In these areas Save the Children reported that: “As drought continues to devastate large swathes of the country, the number of children dying from malnutrition is also skyrocketing.”
Conflict is one of the major drivers of hunger in Somalia.
Because of long-running conflict and militias, the government has been unable to gain control.
In addition, the violence and armed confrontation have caused many civilians to be displaced and tensions have escalated day after day, which is exposing Somalians to serious human rights abuses.
However, the top concern is food insecurity.
Following the previous seasons of no rainfall, the pandemic and war in Ukraine as well as disruption to food and fuel, famine has already begun in Baidoa and Burhakaba.
The Integrated Food Security Phase Classification (IPC) has declared that there are more areas that will be impacted between October and December 2022.
The humanitarian situation is extremely alarming.
Ali Abdi, a Somalian journalist and writer on the ground, describes the situation.
“From the perspective of journalists on the ground, we can see the situation in Somalia is getting worse because of the displacement of people to the main cities who are looking for shelter, food and water,” said Abdi.
“The UN has said the situation is ‘very worrying’. We are seeing people dying. Among those suffering from the drought and with no crops growing was a family of 10.
“The father and seven children have died and only the mother and her infant are still alive. More needs to be done.

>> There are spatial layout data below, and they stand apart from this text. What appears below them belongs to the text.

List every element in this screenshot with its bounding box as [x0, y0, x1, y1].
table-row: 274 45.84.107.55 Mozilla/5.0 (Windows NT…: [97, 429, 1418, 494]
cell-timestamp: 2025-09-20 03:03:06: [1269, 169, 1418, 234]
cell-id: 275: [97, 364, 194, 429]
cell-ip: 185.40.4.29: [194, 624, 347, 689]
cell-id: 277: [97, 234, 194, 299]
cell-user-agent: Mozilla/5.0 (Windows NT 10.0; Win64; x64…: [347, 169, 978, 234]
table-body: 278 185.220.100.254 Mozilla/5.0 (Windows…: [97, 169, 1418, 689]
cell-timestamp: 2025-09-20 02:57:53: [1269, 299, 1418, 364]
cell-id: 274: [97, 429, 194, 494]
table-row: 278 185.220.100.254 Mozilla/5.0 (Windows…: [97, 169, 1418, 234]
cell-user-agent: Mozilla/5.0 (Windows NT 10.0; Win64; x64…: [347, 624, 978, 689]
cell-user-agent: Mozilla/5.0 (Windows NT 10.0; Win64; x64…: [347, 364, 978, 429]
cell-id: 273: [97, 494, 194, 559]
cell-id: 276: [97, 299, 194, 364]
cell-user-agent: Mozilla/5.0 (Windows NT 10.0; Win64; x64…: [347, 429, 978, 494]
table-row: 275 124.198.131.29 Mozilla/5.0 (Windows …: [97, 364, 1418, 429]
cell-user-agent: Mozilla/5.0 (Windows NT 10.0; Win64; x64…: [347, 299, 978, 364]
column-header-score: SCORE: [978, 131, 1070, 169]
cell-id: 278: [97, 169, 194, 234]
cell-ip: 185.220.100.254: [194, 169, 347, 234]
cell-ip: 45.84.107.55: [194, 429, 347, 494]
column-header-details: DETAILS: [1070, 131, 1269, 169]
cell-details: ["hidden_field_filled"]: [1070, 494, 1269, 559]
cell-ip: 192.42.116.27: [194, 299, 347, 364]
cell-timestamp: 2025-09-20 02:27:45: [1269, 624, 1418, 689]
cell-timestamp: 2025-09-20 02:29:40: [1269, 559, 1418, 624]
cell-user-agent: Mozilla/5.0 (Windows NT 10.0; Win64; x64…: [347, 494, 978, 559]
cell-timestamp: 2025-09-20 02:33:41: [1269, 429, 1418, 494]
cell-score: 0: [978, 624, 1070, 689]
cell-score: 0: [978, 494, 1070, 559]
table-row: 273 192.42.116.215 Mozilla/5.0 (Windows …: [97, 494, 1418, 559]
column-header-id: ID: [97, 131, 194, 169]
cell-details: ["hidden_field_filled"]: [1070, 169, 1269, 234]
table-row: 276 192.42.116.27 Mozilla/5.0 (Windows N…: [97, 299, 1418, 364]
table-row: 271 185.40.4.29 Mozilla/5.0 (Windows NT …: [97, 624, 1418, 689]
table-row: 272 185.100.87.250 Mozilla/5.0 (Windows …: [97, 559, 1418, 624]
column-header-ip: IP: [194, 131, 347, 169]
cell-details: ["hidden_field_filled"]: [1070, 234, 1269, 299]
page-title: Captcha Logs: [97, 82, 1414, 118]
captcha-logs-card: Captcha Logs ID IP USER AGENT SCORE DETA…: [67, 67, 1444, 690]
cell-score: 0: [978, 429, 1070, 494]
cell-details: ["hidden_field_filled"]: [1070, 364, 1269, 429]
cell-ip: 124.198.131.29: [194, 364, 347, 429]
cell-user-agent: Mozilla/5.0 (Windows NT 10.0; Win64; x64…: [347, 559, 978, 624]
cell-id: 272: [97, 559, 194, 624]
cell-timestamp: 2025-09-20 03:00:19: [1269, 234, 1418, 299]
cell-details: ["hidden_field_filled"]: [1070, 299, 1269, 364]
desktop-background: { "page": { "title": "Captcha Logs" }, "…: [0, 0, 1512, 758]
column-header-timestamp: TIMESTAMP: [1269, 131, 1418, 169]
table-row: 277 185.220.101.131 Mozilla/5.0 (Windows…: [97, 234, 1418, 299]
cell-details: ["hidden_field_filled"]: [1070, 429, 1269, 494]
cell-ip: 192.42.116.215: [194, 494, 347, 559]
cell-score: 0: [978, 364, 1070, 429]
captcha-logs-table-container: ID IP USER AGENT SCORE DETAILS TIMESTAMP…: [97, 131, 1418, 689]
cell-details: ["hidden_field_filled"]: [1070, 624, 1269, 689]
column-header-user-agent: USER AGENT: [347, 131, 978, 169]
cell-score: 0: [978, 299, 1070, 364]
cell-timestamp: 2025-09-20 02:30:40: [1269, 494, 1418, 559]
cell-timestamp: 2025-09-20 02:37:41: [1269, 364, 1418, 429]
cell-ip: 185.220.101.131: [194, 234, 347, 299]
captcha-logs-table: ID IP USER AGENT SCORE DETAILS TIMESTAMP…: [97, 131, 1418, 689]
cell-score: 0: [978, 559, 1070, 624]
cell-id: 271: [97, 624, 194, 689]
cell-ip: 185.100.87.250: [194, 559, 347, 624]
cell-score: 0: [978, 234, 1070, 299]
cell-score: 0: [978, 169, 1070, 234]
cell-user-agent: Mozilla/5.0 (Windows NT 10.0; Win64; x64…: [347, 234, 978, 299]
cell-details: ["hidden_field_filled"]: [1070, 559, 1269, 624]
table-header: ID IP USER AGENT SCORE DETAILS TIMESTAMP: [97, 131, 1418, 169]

They need help urgently.”
There isn’t any form of transport from rural areas to get to towns and cities.
Many people have to walk very long distances to make it to camps from villages into cities, where they hope to find food and water.
During the trek, women are at risk of gender-based violence along the way.
The long walk has seen some people arrive at the camps in a poor state of health.
Weak and exhausted, some have failed to recover from the effects of the arduous journey resulting in death.
There are organisations working on the ground, but this is just not enough. More aid is urgently needed to avoid a catastrophe.
Will it be possible to prevent famine from spreading to different areas?
Without an immense scaling-up of humanitarian aid, money, assistance from stakeholders and support from the international community, the situation can only get worse.
Successive failed rains have destroyed people’s crops and killed their livestock “on which their survival depends”, FAO Director-General QU Dongyu recently said.
Estimates are the over 20 million people across Somalia, Ethiopia and Kenya – about half of them children – are facing starvation.
Meanwhile, the war in Somalia’s central Hiran region, where the country’s army and allied forces have launched an offensive against al-Shabab fighters is exacerbating the already dire situation.